In-Plane Magnetization-Induced Quantum Anomalous Hall Effect

The quantum Hall effect can only be induced by an out-of-plane magnetic field for two-dimensional electron gases, and similarly, the quantum anomalous Hall effect has also usually been considered for systems with only out-of-plane magnetization. In the present work, we predict that the quantum anomalous Hall effect can be induced by in-plane magnetization that is not accompanied by any out-of-plane magnetic field. Two realistic two-dimensional systems, ${\mathrm{Bi}}_2{\mathrm{Te}}_3$ thin film with magnetic doping and HgMnTe quantum wells with shear strains, are presented and the general condition for the in-plane magnetization-induced quantum anomalous Hall effect is discussed based on the symmetry analysis.

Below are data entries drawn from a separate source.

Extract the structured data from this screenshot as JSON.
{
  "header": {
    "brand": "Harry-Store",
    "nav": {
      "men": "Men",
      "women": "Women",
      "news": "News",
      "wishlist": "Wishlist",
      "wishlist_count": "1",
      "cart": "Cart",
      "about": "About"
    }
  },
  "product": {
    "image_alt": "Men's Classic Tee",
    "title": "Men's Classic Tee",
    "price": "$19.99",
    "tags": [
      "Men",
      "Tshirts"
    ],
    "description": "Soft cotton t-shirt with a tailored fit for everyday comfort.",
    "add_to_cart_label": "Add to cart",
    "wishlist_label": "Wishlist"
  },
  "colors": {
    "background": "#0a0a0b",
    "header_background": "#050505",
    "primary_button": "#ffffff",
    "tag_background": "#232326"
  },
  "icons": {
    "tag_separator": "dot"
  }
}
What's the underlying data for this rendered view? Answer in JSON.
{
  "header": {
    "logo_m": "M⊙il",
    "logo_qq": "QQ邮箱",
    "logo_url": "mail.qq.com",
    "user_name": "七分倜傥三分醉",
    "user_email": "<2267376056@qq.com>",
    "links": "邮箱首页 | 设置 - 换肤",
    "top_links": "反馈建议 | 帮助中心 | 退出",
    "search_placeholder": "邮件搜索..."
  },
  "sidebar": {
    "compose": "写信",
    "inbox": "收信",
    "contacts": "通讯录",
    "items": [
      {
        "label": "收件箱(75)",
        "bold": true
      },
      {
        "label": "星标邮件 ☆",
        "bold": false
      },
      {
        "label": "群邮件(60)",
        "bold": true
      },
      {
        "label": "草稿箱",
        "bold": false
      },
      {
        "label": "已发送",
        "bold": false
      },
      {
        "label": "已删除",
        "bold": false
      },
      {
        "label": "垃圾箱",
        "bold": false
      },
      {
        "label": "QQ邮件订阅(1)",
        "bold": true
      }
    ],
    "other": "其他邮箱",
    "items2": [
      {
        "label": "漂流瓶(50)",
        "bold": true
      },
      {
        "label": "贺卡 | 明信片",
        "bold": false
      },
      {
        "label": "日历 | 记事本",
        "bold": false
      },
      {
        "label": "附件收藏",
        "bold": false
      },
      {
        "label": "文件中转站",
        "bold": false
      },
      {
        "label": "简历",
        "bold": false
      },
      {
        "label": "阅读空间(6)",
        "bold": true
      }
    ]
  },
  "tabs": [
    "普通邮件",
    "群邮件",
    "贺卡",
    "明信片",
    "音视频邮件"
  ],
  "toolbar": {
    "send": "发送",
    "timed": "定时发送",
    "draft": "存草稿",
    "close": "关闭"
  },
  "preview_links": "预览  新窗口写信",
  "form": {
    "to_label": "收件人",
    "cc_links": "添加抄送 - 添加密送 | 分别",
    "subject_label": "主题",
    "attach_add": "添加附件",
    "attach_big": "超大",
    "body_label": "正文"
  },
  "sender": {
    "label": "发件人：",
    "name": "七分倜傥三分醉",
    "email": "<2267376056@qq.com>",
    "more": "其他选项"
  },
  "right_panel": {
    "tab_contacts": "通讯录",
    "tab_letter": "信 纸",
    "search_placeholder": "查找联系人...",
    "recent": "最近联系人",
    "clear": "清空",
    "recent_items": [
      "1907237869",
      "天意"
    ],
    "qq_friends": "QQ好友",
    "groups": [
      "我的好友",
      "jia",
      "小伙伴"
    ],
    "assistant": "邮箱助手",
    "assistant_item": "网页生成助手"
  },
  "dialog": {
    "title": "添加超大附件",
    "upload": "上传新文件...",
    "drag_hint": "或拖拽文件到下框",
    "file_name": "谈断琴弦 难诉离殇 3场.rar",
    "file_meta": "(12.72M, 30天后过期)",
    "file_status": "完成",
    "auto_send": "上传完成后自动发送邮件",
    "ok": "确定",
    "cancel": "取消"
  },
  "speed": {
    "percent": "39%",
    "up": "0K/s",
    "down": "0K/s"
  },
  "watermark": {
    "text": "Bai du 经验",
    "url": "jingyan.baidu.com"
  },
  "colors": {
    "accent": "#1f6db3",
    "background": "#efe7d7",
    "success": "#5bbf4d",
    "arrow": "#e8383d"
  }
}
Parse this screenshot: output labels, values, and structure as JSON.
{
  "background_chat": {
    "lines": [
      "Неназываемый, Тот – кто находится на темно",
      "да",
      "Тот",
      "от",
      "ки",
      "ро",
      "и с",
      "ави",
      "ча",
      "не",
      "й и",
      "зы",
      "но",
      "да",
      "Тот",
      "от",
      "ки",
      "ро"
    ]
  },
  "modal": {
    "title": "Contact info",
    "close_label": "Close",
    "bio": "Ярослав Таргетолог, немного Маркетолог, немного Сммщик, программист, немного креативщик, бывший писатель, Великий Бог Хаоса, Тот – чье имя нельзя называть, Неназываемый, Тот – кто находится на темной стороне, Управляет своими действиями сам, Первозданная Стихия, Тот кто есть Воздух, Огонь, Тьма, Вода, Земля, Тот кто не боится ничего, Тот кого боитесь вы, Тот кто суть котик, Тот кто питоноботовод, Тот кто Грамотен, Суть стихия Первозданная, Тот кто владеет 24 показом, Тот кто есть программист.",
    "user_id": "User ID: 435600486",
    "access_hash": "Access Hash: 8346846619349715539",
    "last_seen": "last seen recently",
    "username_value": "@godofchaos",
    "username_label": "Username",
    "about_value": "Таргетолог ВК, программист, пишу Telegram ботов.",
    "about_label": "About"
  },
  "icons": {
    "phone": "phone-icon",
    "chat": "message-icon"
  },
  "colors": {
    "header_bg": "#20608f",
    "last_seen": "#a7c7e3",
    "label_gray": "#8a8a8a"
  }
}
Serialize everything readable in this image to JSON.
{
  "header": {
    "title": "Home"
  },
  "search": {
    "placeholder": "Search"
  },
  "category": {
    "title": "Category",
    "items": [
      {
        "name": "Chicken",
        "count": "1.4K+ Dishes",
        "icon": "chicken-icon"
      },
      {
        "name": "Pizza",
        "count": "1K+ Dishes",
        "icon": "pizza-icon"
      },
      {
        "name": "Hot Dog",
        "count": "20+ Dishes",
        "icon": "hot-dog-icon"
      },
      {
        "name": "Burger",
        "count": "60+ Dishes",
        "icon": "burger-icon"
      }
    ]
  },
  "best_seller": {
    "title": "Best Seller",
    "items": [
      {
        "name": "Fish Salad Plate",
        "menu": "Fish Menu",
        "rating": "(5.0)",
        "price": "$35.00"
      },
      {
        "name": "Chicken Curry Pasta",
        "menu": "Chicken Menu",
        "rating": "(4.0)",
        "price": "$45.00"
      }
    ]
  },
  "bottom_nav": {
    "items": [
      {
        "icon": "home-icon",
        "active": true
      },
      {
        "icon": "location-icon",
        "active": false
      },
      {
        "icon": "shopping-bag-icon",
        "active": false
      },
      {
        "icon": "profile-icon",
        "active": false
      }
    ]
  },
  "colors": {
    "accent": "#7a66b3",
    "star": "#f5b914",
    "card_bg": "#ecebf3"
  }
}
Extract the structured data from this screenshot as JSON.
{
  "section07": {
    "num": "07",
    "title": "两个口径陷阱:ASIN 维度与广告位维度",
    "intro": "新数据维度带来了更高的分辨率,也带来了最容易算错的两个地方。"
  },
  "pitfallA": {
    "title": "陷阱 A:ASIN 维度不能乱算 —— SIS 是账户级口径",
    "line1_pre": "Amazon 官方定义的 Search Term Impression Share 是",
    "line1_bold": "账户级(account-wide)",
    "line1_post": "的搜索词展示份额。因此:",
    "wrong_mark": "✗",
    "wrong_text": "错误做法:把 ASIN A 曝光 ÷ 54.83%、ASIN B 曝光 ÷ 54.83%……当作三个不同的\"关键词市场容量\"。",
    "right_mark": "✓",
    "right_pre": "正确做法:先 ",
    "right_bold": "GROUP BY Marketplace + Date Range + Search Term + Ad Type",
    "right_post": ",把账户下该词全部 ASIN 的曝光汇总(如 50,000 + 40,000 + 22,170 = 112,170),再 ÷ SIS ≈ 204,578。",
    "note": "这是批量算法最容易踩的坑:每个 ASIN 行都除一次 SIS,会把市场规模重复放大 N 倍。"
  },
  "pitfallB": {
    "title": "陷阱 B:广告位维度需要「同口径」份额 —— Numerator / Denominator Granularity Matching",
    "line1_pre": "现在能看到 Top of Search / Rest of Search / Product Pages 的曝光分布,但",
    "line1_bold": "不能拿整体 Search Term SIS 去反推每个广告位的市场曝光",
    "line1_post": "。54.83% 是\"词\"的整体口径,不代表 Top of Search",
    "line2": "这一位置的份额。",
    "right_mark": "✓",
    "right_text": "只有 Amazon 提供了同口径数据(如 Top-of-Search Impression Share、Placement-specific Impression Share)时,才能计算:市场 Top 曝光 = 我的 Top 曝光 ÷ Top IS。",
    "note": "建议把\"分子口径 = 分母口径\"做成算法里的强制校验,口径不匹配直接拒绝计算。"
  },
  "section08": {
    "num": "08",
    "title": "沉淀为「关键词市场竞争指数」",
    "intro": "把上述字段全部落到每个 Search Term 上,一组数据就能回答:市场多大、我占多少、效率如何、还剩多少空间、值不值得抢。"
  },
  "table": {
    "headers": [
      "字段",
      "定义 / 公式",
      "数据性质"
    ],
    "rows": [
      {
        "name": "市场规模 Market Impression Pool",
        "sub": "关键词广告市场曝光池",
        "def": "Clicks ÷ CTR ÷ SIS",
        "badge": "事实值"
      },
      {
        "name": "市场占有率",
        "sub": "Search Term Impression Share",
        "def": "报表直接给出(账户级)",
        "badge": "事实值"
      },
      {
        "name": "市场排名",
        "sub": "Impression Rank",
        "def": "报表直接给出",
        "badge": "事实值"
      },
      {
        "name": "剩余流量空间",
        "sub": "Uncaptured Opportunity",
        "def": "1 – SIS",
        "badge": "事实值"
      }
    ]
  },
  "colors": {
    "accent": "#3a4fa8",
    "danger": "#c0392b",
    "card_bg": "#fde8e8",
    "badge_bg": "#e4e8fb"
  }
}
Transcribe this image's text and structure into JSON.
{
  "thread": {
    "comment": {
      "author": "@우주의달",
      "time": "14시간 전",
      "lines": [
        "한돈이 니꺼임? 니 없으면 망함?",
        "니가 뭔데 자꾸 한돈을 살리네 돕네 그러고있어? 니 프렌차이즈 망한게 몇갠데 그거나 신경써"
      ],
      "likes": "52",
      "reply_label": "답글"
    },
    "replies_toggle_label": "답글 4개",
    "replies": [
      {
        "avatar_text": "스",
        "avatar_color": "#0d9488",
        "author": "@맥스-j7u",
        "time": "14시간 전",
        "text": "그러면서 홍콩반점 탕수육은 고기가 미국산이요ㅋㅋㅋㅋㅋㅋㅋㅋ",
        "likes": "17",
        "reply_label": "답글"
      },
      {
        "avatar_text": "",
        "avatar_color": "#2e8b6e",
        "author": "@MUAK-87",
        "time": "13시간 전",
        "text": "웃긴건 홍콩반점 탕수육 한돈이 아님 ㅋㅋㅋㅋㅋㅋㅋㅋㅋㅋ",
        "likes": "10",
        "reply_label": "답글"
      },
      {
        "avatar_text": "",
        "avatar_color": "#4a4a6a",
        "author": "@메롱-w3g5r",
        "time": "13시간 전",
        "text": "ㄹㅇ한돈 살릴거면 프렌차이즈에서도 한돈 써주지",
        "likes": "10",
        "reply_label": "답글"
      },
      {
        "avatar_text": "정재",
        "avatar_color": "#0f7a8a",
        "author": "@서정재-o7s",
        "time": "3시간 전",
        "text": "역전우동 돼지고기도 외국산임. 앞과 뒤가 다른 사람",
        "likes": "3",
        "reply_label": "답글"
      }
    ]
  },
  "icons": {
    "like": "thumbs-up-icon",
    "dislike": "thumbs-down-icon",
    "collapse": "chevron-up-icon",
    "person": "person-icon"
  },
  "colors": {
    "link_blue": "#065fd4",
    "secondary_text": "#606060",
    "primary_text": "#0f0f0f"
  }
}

Nonetheless, an experimental setup is proposed to confirm this effect, the observation of which will pave the way to search for the quantum anomalous Hall effect in a wider range of materials.

Figure 1

In-plane magnetization-induced QAH effect in a ${\mathrm{Bi}}_2{\mathrm{Te}}_3$ film. (a) Top view of ${\mathrm{Bi}}_2{\mathrm{Te}}_3$. The blue circles (red rhombuses) represent the Te atoms and the yellow stars represent the Bi atoms. The notation Te(1), Bi(2), Te(3) show the first three atomic layers away from the top surface. The three black lines ($M_1$, $M_2$, and $M_3$) indicate the three reflection planes. (b) The band gap as a function of $g_x$ and $g_y$. The $g_x-g_y$ plane is divided in six insulating regimes separated by the three metal lines ($L_{1,2,3}$) where the band gap is closed. The $+(-)$ in each area indicates the sign of the Hall conductance. Here the parameters $g_x$ and $g_y$ are rescaled with the energy unit ${\epsilon }^{*}=v/\lambda =0.23\mathrm{eV}$ [19]. (c) The band gap in the $g_y-g_z$ plane. The red solid line indicates the band gap closing. The white dashed line corresponds to the white line in panel (b). (d) The Hall conductance is plotted versus the chemical potential for different magnitudes of the in-plane magnetization. The blue, black, and red solid lines correspond to the $y$ direction magnetization $g_y=-0.5{\epsilon }^{*}$, $-0.3{\epsilon }^{*}$, $-0.1{\epsilon }^{*}$, respectively, while the blue, black, and red dashed lines correspond to $g_y=0.5{\epsilon }^{*}$, $0.3{\epsilon }^{*}$, $0.1{\epsilon }^{*}$.

Figure 2

Experimental setup. (a) The proposed experimental configuration to confirm the in-plane magnetization-induced QAH effect. The arrow indicates the direction of magnetization. Three planes denote three reflection planes of the ${\mathrm{Bi}}_2{\mathrm{Te}}_3$ crystal. (b) The Hall conductance is plotted versus the angle of the in-plane magnetization at different Fermi energies. The red crosses, and black dashed and blue solid lines correspond to $E_f=0$, $-0.002{\epsilon }^{*}$, and $0.02{\epsilon }^{*}$, respectively. The Hall conductance oscillates between $\pm e^2/h$ with a $2\pi /3$ period whether the chemical potential is in the electron or hole band. Here we take $g_y=0.1{\epsilon }^{*}$ [21].

Figure 3

In-plane magnetization induced QAH effect in HgMnTe quantum wells. (a) The band gap as a function of $g_{2z}$ and ${ϵ}_{xz}$ with a finite $g_{1x}=8\mathrm{meV}$. (b) The band gap as a function of ${ϵ}_{xz}$ and ${ϵ}_{yz}$ with $g_{1x}=4\mathrm{meV}$, $g_{2x}=3\mathrm{meV}$. (c) Schematic plot of the experimental setup. The angle between the strain vector $\mathit{ϵ}$ (green arrow) and the magnetization vector $\mathit{m}$ (red arrow) is denoted as $\phi$. The green plane denotes the reflection plane preserved by the strain vector $\mathit{ϵ}$ while the red plane denotes the reflection plane preserved by the magnetization vector $\mathit{m}$. (d) The band gap as a function of $g_{1x}$ and ${ϵ}_{xz}$ with $g_{2z}=0$. The other parameters are taken as $M=-3\mathrm{meV}$, $B=0.85\mathrm{eV}·{\mathrm{nm}}^2$, $D=0.67\mathrm{eV}·{\mathrm{nm}}^2$, $A=0.38\mathrm{eV}·\mathrm{nm}$, $g_{1(2)y}=g_{1z}=0$, and ${ϵ}_{yz}=0$.